As the Mutual Aid Collaborative network entered into discussion with Dr. Papachristos, many Fellows were interested in the root causes that might catalyze a cascade of community violence. Their conversation centered around the effectiveness of poverty abatement, after-school programs, and job programs in preventing future violence. Dr. Papachristos spoke to the need for community activists to take the time to understand root causes while simultaneously engaging in an immediate response to gun violence. He asked Fellows to consider that the average age of a victim of gun violence in Chicago is 27 years old. Examining a root issue such as schooling and primary education would not be doing much for the 27-year-old linked to a network in which gun violence has previously occurred. Systemic problems, such as poverty and education, demand attention, but solutions take time to implement and typically work to benefit future generations. Immediate answers to violence, such as street outreach work, are also needed for prevention.
The conversation between Dr. Papachristos and the Mutual Aid Collaborative network also touched on the importance of narrative when framing incidents of gun violence. Peace Fellows told powerful anecdotes about their work around gun violence and its impact on individual people. For instance, Lisa Daniels, a 2019 Chicago Peace Fellow, spoke about the importance of rewriting the narrative about “offenders” of gun violence. Addressing these narratives allows the “offenders” to understand themselves as victims before their offense rather than viewing themselves as intrinsically violent people. What she claimed is critical in conversations about trauma and healing is that we “remind the individual that they are not the worst thing they have ever done” and consider the “stories victims tell themselves about who they are and what they have experienced.” Dr. Papachristos expressed that he tries to capture a similar sentiment in his presentations, referring only to “victims” of gun violence:
Nothing else should matter when you’re trying to save a life.
The meeting between Dr. Papachristos and the Mutual Aid Collaborative network linked rigorous empirical research into the structure of gun violence with the lived experiences of those who work in violence prevention. As community leaders reflected on the data Dr.
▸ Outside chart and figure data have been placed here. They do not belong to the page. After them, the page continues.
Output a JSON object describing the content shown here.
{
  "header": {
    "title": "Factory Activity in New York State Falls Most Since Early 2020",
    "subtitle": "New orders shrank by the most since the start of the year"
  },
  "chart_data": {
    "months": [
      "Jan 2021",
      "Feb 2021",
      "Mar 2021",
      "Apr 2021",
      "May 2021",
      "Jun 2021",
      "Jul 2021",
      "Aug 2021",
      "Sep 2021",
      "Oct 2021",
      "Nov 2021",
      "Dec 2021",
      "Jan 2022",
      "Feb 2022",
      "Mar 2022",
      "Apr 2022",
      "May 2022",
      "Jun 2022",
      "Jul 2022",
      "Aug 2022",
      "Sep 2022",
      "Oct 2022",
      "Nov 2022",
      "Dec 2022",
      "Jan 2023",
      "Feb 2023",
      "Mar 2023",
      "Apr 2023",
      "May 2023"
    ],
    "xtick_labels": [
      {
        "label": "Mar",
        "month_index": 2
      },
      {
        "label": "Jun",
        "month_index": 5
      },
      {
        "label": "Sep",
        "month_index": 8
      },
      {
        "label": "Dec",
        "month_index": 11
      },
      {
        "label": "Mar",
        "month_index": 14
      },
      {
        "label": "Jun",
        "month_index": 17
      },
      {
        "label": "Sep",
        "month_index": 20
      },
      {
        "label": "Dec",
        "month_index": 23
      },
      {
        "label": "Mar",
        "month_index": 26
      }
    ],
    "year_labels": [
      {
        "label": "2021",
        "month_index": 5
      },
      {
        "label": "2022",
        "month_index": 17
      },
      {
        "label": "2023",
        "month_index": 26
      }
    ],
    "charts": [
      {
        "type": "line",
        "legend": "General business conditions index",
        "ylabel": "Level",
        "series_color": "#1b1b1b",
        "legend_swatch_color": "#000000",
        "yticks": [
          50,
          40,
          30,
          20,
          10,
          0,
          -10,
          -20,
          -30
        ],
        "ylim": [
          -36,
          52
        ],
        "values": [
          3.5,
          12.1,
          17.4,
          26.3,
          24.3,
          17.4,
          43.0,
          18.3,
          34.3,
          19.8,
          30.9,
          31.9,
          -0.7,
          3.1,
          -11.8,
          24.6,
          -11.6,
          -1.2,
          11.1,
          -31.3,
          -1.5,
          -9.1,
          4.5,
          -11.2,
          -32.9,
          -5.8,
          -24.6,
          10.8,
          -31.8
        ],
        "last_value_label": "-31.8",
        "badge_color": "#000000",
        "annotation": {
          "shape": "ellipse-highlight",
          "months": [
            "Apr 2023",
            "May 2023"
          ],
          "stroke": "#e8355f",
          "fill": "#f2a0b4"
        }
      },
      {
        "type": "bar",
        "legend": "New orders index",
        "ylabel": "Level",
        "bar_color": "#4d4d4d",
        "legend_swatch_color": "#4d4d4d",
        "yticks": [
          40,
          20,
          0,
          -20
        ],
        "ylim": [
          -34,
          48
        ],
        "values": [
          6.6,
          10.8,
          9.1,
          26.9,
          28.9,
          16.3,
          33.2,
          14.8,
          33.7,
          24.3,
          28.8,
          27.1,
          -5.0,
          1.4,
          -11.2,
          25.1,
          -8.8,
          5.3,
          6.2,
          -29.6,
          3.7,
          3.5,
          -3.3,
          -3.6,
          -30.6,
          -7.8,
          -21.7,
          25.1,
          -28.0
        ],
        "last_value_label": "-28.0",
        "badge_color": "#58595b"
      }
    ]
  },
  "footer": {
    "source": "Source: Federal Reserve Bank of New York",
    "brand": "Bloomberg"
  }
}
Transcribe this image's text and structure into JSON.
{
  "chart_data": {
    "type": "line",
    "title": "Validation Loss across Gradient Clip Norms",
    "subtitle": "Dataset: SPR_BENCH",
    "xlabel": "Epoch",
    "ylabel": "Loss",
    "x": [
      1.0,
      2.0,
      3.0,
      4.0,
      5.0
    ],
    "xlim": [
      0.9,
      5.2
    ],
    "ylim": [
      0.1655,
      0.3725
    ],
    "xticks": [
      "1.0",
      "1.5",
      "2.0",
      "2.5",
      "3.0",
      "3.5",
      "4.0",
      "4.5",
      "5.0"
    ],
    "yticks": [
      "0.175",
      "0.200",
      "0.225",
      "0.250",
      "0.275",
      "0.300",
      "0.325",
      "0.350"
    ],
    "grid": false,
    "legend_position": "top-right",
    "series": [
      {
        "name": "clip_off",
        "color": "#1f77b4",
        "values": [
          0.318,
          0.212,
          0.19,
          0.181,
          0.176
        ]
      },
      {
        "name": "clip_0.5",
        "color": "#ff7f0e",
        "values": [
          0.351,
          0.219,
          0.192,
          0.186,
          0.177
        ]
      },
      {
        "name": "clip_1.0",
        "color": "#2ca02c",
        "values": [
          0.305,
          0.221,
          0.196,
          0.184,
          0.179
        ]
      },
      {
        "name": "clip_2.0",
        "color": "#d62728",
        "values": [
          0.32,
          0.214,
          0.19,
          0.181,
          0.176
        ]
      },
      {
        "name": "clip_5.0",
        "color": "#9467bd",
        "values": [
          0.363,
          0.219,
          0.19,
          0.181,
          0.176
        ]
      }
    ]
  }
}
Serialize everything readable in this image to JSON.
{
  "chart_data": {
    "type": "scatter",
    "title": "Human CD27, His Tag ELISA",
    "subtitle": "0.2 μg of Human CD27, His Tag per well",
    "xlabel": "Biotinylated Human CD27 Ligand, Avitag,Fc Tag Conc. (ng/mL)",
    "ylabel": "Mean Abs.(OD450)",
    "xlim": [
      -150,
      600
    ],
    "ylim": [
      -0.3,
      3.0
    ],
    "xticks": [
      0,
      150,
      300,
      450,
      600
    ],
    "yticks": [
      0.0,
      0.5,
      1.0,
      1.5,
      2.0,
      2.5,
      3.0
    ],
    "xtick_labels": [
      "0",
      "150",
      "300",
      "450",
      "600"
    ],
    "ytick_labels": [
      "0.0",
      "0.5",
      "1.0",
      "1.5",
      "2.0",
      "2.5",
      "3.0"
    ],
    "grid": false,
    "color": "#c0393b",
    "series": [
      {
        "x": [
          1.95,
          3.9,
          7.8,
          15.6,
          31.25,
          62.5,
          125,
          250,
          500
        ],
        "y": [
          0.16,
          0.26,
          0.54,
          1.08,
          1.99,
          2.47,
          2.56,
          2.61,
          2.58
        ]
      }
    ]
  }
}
Papachristos shared and its implications, they also envisioned its potential uses in their own violence prevention projects. A recurring theme throughout the presentation was that there is not a unilateral solution to the epidemic of gun violence, but that different people find different solutions which lift them and members of their communities outside of the cycle of violence. This insight stresses the importance of collaborative action amongst community activists, which the Mutual Aid Collaborative aims to facilitate. It is critical for grassroots partnerships to be created to provide individuals caught within networks of violence with a range of resources that can suit their diversity of needs.